In the final analysis, not enough people took seat belt laws personally. ... Politicians didn't have to understand their passion to respect it. And therein lies a lesson for the world's busybodies and petty tyrants.
The problem, unsurprisingly missed at Reason, is that people did not take the seat belt laws personally because so many of them do not understand intellectually why the nanny state is dangerous.

If the public appreciated the dangers of having the state make prescriptive law (e.g., the state prescribing objectively bad or arbitrary behavior, the public slowly getting used to the government controlling more and more of their lives, the precedent for the state to use the "public good" as an excuse to do other things like seizing one's home on behalf of a real estate developer, etc., etc.) -- the public would certainly have "taken seat belt laws more personally".

But such an understanding would require one to know (1) what sets off the government as a unique social institution (its monopoly on the retaliatory use of force), (2) why we need government in the first place (to protect individual rights), and (3) what the basis is for individual rights (man's possession of a rational faculty). This information was discounted as irrelevant by the Libertarian Party long ago.

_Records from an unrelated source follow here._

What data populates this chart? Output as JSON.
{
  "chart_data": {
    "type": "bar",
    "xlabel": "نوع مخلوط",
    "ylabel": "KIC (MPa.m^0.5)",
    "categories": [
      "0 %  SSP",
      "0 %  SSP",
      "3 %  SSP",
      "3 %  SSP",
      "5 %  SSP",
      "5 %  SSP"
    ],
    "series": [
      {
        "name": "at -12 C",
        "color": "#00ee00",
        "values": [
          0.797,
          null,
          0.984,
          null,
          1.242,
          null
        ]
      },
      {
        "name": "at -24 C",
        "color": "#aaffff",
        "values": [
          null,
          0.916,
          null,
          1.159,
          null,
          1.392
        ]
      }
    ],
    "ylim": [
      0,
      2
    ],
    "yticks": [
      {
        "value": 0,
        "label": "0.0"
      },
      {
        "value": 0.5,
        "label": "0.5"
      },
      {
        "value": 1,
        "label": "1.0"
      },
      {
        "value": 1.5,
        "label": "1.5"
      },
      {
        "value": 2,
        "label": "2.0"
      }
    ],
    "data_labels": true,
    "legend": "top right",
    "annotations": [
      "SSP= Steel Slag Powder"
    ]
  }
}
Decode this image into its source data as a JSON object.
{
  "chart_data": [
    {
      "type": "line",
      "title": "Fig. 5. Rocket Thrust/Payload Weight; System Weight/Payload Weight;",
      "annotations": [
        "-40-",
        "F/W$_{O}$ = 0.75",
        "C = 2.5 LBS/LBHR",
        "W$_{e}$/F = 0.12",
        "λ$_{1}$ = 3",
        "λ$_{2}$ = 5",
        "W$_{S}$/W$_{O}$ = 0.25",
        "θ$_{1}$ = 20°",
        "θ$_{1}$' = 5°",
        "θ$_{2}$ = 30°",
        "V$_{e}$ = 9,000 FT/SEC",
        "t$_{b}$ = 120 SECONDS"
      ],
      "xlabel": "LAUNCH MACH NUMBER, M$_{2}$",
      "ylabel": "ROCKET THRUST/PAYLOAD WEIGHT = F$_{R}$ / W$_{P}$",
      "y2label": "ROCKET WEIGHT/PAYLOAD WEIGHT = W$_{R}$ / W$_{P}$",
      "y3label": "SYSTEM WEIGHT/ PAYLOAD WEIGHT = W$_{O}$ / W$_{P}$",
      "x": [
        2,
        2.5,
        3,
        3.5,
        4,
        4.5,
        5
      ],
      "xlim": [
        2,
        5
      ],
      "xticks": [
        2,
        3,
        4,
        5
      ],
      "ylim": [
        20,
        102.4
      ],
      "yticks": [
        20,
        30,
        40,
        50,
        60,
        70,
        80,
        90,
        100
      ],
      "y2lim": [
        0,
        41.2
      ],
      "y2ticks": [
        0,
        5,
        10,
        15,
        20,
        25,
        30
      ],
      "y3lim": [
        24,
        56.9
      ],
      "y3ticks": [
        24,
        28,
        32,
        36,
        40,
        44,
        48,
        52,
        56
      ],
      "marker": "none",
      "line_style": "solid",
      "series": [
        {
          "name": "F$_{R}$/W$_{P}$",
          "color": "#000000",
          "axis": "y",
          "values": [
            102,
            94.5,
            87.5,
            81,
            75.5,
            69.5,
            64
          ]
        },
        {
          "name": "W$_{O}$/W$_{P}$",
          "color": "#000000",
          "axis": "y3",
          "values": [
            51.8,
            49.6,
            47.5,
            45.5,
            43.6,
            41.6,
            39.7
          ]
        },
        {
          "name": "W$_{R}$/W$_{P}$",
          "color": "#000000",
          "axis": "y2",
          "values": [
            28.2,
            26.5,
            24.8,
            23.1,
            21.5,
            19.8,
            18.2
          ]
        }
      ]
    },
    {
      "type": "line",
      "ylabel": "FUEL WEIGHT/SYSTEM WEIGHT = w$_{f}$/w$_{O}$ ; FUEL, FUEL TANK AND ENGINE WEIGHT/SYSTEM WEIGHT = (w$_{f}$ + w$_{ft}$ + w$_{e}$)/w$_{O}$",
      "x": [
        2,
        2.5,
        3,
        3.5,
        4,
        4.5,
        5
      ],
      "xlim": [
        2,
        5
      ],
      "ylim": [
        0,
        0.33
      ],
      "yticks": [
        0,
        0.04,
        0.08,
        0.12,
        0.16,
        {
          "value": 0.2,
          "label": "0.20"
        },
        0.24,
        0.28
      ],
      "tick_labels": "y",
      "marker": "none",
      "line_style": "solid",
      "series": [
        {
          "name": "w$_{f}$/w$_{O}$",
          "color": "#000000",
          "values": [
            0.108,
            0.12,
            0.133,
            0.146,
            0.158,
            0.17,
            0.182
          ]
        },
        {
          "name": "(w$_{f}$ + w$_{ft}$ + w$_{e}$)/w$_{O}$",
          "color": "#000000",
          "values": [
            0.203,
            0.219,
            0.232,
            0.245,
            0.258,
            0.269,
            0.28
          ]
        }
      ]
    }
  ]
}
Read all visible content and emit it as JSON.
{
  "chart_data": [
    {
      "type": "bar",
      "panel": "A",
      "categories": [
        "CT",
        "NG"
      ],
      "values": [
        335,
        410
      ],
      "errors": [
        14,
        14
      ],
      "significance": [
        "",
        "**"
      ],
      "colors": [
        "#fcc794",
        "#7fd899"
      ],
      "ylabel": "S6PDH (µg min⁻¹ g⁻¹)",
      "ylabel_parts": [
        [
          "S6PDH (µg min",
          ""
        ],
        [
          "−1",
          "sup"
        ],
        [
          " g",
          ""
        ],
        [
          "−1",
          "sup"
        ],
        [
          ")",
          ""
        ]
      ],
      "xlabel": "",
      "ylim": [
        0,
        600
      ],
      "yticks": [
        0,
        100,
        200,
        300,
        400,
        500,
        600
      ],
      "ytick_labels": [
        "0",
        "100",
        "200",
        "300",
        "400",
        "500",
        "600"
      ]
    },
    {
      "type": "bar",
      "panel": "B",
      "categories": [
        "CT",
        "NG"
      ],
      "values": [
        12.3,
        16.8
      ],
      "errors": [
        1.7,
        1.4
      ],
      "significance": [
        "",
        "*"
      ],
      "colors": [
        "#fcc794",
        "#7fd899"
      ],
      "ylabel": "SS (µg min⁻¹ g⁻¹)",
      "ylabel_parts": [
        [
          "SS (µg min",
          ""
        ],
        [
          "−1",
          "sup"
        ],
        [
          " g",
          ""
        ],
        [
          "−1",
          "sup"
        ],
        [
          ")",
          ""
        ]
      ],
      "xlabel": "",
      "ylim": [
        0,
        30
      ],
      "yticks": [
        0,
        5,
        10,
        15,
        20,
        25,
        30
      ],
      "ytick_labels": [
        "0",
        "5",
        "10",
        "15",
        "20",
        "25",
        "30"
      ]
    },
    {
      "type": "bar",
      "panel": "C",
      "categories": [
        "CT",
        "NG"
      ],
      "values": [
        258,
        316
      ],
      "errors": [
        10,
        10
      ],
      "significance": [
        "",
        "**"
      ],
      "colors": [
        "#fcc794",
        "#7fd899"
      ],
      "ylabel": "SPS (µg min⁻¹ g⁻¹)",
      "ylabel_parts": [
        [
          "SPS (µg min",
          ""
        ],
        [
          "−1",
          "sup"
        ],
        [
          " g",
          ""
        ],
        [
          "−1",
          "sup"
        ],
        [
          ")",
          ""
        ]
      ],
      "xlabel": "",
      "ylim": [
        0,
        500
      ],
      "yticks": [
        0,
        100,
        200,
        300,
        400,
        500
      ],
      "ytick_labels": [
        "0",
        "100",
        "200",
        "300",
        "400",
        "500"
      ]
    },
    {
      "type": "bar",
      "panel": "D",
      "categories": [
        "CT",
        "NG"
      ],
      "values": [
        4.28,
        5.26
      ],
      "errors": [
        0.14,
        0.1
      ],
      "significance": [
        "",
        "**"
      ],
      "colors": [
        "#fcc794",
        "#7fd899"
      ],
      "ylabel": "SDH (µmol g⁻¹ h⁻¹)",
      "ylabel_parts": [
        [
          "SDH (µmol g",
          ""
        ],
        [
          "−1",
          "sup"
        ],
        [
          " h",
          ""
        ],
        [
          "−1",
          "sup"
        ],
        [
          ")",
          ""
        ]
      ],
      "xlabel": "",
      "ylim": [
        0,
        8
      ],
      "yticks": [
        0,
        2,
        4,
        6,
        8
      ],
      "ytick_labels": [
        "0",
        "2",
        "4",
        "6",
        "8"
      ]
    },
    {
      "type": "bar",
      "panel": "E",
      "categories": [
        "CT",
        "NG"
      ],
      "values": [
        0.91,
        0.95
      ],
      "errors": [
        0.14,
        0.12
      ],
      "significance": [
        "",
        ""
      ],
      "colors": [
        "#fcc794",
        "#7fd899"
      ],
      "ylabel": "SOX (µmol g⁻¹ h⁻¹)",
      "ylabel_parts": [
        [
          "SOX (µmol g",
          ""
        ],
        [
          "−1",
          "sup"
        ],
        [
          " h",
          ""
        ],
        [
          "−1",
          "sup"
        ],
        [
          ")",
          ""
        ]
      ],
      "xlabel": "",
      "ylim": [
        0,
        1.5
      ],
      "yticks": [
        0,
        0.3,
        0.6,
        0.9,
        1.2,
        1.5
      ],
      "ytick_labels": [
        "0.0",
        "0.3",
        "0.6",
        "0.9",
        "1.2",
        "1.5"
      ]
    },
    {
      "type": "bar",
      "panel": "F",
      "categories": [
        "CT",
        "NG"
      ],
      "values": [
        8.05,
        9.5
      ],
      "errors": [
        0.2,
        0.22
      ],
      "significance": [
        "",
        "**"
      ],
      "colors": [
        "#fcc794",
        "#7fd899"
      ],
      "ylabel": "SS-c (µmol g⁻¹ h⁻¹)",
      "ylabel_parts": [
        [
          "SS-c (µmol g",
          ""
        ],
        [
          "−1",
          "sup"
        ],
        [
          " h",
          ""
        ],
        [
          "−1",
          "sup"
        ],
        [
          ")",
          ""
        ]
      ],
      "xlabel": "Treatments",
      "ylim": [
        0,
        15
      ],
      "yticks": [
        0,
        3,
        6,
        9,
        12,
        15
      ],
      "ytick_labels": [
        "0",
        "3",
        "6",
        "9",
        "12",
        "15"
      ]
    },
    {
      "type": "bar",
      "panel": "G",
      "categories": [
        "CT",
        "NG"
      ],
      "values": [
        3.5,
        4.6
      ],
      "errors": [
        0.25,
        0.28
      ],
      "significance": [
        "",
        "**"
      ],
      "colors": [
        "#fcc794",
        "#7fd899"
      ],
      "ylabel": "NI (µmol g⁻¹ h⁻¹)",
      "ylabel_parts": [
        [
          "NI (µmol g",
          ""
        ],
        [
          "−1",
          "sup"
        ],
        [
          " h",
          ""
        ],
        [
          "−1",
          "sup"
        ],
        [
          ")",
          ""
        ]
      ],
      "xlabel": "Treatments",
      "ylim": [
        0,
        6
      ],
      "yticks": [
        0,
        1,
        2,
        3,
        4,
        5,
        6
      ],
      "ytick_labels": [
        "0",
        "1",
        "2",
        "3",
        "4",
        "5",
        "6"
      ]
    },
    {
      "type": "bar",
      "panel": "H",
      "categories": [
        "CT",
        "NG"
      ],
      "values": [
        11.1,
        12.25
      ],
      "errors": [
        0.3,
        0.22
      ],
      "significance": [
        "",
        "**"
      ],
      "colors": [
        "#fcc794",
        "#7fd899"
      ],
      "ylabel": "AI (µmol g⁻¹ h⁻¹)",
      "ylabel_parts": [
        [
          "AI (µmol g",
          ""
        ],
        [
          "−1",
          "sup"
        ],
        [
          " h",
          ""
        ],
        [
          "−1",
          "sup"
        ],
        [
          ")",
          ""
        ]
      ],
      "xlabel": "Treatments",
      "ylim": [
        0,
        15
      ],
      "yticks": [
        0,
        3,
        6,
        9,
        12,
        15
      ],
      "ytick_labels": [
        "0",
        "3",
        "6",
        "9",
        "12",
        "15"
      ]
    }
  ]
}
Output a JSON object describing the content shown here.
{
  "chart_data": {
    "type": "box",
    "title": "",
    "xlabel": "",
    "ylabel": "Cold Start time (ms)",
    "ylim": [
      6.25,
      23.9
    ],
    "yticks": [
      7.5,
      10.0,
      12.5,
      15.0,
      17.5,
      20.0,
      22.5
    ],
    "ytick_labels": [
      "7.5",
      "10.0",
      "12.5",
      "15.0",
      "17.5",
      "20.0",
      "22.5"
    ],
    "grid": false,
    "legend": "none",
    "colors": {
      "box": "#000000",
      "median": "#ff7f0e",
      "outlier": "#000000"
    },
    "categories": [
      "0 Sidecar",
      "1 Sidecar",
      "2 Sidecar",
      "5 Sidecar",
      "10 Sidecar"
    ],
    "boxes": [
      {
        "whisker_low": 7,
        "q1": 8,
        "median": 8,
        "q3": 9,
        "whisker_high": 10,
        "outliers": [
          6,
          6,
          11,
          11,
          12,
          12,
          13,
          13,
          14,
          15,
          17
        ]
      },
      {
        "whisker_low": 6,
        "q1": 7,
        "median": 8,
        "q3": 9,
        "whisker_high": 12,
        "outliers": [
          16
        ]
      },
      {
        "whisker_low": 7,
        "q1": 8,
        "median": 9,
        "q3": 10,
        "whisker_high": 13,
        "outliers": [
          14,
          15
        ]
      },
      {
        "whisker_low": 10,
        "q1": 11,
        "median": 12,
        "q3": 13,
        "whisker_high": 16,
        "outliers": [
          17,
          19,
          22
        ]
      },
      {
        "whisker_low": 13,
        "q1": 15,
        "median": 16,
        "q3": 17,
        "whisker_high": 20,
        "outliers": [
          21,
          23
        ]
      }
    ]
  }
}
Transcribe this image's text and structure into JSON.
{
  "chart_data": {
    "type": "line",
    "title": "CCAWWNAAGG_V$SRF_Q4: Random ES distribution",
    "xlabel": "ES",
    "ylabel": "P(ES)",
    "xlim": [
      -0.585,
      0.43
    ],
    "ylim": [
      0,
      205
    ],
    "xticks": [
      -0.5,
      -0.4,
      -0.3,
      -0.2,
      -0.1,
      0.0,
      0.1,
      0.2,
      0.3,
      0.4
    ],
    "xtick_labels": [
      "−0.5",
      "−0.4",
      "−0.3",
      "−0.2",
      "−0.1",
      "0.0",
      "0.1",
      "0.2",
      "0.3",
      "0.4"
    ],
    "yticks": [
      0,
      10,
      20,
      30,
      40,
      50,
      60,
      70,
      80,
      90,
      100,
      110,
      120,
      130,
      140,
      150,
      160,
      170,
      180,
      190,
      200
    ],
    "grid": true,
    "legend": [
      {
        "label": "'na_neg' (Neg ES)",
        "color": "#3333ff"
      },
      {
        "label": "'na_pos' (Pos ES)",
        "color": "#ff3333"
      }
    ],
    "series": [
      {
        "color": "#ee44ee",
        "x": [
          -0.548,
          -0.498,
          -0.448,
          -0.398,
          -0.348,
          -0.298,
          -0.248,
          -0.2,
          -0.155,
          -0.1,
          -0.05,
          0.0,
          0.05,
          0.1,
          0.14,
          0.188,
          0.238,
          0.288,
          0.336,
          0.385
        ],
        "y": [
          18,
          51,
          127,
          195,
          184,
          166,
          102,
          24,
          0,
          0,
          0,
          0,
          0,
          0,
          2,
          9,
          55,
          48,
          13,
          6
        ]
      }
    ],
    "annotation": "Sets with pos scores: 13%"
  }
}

Particular freedoms are parts of a greater whole that is jeopardized every time a do-gooder decides that the state ought to force people to behave in a certain way for any alleged reason.

A Couple of Updates

Don Watkins has announced that the second issue of Axiomatic is now available.

Zach Oakes now has the PSU Objectivist Club up and running, including a nice, new web site.

Blogroll Addition

I have added Four Knots to Nowhere, the blog of fellow Ultraquiet No More contributor MT1(SS), to my blogroll. He beat me to the punch Saturday in breaking the news about the Chinese espionage arrests to our group submarine blog.

-- CAV

Updates

11-8-05: Corrected a typo.

2 comments:

Anonymous said...

Actually I think there is a good argument for mandatory seat bealt laws. If a person does not wear a seat bealt, in a head on collision, he can become a 150 to 200 pound projectile fired out of the windshield like a shot out of a cannon. In such a case such a person is a danger to other motorists. In a recent car crash, an friend of a friend was thrown from his car almost 25 feet. He died on contact.

Now I think the problem as usual comes down to government ownership of the roads. If a private company owned the road it would be up to them to determine objective rules for their use. I believe that mandatory seat bealt rules would be objective. So just because the government owns the roads doesn't mean that it shouldn't also apply and enforce protective rules.

I understand and agree with your argument against preventative laws which are inherrent in the "nanny state" approach to government. But in this case, I think there is a legitimate case to be made for the laws.

By the way, I love your blog. Keep up the great writing.

Gus Van Horn said...

Anon,

First of all, thank you very much for the compliment. It reached me at the end of what had been a pretty frustrating day!

You make a good point (that I am not prepared to argue at any length) that one could make a pro-individual rights case for seat belt laws. The case would depend on how great a risk to others human projectiles really are in accidents. (The tragic death of the person you mention was still not a danger to anyone else.) I am inclined to say that such a risk may not be great enough to justify such laws.

Your point about private road ownership does bring up an interesting possibility, as I think you are saying: The owners of said roads (and probably insurance companies) would have a keen interest in seeing to it that their customers attend to their own safety. They might effectively cause many drivers to use seat belts without forcing them to do so. I suspect that many unnecessarily legislated safety measures might, in a free economy, be "enacted" in a similar way.